I find myself very confused by all this, and I suspect I must be missing something very important, and I am hoping someone (Greg?) can set me straight. 

  Let's just consider the classic case n=3, so we are projecting from the 2-sphere S onto its projection on the $x$-axis, i.e., the interval $I = [-1,1]$ using the map $(x,y,z) \mapsto x$.

  The Archimedes projection that has been mentioned several times is very different---it is the projection of S to the right circular cylinder  C tangent to the sphere along its equator. I agree that this is measure (i.e., area) preserving. (Who am I to argue with Archimedes?)  On the other hand, the projection mentioned by the OP is dimension reducing so we seem to be comparing the area of a region with length of its projection.
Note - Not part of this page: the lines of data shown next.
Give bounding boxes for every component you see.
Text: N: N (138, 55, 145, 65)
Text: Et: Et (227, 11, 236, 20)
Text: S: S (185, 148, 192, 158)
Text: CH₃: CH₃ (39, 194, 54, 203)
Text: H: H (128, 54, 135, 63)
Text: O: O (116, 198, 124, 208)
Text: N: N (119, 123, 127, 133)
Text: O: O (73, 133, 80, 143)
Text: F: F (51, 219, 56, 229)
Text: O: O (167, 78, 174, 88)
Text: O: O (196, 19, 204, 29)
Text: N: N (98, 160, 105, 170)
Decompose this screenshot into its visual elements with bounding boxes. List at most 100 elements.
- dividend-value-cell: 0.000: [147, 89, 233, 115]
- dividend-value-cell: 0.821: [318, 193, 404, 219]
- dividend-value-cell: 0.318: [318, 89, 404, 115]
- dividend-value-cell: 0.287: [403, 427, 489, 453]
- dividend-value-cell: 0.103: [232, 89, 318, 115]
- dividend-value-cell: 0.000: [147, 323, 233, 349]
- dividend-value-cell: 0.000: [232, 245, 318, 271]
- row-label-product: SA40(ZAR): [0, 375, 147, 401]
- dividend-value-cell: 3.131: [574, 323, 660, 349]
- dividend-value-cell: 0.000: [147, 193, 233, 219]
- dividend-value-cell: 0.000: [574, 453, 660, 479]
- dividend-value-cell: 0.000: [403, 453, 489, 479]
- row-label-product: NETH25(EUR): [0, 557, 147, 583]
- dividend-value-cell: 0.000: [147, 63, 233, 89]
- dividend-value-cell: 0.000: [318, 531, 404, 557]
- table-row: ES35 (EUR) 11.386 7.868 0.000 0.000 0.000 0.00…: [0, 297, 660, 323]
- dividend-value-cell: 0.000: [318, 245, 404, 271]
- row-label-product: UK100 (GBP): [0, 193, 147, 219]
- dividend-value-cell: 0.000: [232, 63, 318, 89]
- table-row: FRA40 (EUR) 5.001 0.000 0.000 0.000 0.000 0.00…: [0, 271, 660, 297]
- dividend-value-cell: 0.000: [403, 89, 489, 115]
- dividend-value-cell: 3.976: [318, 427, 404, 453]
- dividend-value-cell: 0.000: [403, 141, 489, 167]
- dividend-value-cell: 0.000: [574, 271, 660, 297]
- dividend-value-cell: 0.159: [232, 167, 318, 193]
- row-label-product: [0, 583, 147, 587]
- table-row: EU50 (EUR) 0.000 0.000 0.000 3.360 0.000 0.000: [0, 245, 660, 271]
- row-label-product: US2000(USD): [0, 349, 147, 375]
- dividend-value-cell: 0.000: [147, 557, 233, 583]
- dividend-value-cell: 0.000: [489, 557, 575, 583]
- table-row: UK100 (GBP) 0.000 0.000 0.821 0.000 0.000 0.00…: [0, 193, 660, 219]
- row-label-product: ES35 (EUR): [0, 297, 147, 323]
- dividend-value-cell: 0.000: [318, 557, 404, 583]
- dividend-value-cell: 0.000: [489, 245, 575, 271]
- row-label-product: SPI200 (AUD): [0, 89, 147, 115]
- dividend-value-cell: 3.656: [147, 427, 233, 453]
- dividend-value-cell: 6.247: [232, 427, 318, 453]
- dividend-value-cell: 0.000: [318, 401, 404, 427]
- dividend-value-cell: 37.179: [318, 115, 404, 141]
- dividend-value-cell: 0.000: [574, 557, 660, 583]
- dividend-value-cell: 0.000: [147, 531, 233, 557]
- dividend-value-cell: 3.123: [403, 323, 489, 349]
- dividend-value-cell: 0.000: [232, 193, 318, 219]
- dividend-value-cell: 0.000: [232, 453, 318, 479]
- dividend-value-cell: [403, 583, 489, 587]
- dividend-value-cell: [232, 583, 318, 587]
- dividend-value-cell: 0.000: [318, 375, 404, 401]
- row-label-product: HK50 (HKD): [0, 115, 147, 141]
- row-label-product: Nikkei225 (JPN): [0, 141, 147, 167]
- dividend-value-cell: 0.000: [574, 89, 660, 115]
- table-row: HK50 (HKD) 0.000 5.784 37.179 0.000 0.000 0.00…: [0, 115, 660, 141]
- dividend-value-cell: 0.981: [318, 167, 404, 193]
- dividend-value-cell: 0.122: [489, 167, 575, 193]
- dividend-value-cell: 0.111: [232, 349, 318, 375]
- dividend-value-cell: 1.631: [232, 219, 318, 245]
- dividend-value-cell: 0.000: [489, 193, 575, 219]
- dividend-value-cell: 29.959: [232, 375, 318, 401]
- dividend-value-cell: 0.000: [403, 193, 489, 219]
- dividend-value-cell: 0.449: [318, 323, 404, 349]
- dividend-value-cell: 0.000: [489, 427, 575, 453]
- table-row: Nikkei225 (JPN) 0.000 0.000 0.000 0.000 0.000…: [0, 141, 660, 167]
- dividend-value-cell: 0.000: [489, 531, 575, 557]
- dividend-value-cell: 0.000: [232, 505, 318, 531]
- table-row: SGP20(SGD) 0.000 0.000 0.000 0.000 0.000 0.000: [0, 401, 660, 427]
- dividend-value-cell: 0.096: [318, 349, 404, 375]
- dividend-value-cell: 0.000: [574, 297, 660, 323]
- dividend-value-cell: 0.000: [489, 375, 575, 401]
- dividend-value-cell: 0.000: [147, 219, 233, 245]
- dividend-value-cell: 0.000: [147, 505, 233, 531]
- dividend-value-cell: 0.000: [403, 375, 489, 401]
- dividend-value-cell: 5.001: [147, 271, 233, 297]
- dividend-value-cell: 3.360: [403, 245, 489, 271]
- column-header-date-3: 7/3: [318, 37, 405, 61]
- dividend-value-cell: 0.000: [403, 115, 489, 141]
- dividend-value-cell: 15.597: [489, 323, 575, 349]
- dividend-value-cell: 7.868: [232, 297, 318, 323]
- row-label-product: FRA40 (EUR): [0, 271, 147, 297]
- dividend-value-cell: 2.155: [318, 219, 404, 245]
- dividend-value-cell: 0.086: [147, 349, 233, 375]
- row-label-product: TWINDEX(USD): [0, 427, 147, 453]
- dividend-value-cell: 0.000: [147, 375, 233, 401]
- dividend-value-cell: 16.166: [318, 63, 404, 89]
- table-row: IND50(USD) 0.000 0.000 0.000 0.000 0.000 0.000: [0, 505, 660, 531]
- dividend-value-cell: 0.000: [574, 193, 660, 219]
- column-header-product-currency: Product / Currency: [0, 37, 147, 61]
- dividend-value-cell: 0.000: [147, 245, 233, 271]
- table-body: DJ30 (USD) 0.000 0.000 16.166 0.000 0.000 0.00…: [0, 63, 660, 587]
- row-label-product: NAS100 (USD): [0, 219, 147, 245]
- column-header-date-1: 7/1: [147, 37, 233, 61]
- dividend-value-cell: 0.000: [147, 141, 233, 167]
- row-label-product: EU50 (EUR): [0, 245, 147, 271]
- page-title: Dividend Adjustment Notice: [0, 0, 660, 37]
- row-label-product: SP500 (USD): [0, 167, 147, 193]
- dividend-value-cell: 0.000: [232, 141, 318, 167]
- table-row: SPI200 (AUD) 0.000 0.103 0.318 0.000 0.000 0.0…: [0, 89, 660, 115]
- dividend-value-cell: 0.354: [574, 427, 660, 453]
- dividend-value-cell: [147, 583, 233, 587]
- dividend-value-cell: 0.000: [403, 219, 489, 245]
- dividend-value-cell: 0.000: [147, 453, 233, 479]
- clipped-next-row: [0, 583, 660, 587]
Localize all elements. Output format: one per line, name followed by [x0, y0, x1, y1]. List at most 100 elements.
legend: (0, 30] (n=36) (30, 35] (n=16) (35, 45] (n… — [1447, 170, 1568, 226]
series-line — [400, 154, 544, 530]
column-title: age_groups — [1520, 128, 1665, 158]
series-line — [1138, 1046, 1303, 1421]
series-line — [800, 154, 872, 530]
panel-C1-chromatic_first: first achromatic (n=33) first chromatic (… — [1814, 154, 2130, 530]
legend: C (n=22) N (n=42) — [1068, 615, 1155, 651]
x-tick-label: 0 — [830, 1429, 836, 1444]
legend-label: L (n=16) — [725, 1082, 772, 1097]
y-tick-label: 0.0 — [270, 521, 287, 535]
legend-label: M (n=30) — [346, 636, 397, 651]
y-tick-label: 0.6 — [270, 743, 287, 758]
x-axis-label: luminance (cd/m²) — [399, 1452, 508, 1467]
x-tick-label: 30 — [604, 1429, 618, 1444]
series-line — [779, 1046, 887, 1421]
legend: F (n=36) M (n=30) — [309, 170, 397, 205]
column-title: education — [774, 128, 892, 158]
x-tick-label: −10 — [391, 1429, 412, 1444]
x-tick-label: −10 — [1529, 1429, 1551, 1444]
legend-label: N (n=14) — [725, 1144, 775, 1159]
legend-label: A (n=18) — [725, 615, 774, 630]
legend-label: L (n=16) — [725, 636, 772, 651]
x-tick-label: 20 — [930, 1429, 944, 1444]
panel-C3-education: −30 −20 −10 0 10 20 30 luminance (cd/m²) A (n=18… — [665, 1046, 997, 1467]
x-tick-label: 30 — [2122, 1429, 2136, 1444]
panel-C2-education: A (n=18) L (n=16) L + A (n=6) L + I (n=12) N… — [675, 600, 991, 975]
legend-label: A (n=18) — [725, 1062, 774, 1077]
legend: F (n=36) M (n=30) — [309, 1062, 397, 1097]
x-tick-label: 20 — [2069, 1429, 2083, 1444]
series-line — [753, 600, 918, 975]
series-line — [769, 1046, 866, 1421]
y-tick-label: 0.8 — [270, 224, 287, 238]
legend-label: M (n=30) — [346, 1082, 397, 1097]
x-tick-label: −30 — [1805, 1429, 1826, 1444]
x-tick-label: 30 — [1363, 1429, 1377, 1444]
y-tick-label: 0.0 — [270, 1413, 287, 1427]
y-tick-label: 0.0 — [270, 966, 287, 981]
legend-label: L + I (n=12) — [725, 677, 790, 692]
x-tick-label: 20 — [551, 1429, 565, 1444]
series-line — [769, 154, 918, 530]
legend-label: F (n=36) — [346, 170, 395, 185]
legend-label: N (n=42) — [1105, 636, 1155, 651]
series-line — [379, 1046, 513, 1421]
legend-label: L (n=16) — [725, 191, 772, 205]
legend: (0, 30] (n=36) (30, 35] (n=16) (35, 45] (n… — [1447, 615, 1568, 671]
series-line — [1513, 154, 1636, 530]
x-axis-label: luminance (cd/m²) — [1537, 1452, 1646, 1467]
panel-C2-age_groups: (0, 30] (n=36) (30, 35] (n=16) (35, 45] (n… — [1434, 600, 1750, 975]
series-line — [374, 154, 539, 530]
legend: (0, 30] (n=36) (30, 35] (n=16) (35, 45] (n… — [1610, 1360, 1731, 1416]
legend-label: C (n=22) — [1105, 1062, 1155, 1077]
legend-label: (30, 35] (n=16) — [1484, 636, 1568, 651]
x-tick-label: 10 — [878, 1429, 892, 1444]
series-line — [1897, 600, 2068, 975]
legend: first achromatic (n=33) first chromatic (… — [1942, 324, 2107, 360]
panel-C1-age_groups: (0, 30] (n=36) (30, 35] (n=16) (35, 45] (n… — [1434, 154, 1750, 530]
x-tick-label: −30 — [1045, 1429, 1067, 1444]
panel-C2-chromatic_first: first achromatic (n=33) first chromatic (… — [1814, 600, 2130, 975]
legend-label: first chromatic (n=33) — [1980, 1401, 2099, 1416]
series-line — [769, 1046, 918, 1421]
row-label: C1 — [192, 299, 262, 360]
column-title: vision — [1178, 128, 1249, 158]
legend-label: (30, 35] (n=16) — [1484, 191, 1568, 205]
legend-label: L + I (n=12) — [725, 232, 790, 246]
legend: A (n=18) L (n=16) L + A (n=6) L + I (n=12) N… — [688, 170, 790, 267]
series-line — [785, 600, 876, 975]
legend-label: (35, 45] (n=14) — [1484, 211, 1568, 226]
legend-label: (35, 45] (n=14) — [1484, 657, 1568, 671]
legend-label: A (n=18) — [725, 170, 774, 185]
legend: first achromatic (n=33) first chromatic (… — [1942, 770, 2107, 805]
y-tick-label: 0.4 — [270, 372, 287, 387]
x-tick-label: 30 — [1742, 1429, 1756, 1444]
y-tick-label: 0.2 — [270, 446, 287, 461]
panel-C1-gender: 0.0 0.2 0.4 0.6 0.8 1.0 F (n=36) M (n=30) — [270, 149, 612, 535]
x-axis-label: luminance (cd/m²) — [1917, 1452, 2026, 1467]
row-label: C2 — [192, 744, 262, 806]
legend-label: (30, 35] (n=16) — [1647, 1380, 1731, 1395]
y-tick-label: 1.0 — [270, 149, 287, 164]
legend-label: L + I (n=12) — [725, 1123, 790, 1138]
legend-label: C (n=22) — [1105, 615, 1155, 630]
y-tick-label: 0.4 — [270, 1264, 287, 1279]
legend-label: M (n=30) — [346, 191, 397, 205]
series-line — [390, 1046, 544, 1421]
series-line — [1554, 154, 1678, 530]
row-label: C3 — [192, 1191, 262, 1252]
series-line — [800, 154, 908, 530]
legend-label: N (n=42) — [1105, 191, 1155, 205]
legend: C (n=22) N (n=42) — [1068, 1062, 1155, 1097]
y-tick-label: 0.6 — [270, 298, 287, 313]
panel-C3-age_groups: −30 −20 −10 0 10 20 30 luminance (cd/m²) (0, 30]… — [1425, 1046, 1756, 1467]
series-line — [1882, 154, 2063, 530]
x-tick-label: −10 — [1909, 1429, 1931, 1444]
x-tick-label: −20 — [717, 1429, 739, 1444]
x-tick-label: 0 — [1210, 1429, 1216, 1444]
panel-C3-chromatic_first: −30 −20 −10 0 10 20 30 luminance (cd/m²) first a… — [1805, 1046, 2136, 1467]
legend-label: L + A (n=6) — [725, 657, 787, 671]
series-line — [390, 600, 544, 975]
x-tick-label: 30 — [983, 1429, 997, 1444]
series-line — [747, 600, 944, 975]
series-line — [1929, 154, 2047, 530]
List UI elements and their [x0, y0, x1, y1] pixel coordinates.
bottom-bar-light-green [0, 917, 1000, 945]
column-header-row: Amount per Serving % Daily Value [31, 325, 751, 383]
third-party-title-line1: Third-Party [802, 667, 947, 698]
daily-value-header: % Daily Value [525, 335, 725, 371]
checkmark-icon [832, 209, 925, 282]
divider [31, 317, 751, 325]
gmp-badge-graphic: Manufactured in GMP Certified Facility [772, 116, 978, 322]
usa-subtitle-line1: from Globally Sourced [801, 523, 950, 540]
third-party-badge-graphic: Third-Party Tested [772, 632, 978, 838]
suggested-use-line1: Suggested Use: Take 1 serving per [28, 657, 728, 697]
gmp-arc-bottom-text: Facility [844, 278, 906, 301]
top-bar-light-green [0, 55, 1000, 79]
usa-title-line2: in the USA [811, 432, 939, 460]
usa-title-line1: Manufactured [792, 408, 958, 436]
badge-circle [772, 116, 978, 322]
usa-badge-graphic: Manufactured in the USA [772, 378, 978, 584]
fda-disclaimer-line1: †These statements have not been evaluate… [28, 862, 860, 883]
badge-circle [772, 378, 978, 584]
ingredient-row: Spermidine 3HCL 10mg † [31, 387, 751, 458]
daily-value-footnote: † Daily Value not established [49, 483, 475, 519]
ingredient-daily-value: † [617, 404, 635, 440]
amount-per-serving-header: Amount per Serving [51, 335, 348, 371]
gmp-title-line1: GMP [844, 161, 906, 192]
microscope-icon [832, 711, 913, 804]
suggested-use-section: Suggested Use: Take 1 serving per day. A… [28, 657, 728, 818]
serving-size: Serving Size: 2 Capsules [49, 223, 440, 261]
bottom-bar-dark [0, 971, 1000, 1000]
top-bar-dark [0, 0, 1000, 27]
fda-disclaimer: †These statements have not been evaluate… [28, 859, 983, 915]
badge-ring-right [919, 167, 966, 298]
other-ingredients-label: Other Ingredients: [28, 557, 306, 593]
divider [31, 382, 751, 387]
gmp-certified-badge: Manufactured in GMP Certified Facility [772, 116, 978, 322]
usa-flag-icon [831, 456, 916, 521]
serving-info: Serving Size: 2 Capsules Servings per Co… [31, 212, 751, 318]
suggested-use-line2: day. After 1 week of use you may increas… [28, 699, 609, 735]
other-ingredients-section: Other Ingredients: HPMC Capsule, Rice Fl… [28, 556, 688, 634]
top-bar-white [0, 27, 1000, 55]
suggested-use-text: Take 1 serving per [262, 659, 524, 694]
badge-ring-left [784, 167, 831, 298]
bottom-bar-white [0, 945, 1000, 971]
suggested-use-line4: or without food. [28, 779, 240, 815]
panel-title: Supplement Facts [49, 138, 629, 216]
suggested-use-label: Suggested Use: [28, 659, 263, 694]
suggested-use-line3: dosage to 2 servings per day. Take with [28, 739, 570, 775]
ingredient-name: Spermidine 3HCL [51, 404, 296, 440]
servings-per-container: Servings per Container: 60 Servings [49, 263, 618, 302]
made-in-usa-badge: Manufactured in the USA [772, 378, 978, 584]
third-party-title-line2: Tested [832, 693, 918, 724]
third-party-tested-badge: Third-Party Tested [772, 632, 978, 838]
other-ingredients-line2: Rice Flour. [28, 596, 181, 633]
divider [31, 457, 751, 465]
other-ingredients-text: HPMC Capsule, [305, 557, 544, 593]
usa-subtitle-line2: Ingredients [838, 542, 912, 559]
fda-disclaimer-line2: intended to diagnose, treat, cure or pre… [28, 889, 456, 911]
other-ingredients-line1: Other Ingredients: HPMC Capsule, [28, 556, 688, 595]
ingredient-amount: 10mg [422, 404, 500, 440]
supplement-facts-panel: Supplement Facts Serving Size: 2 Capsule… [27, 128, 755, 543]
  Now the projection of S onto I can't be measure preserving can it? First of all it doesn't seem to be dimensionally correct. Consider for example a small spherical cap of radius $r$ centered at $(0,0,1)$. To first order its area is $\pi r^2$. However, its projection is the interval $[-r,r]$ which has length $2r$. How can these quantities be proportional? Even worse, if we apply a rotation, the area of the spherical cap stays constant, but the area of its projection varies wildly.

  It sounds to me like I must be somehow misinterpreting the original question, but I haven't been able to re-interpret it in a way consistent with its wording.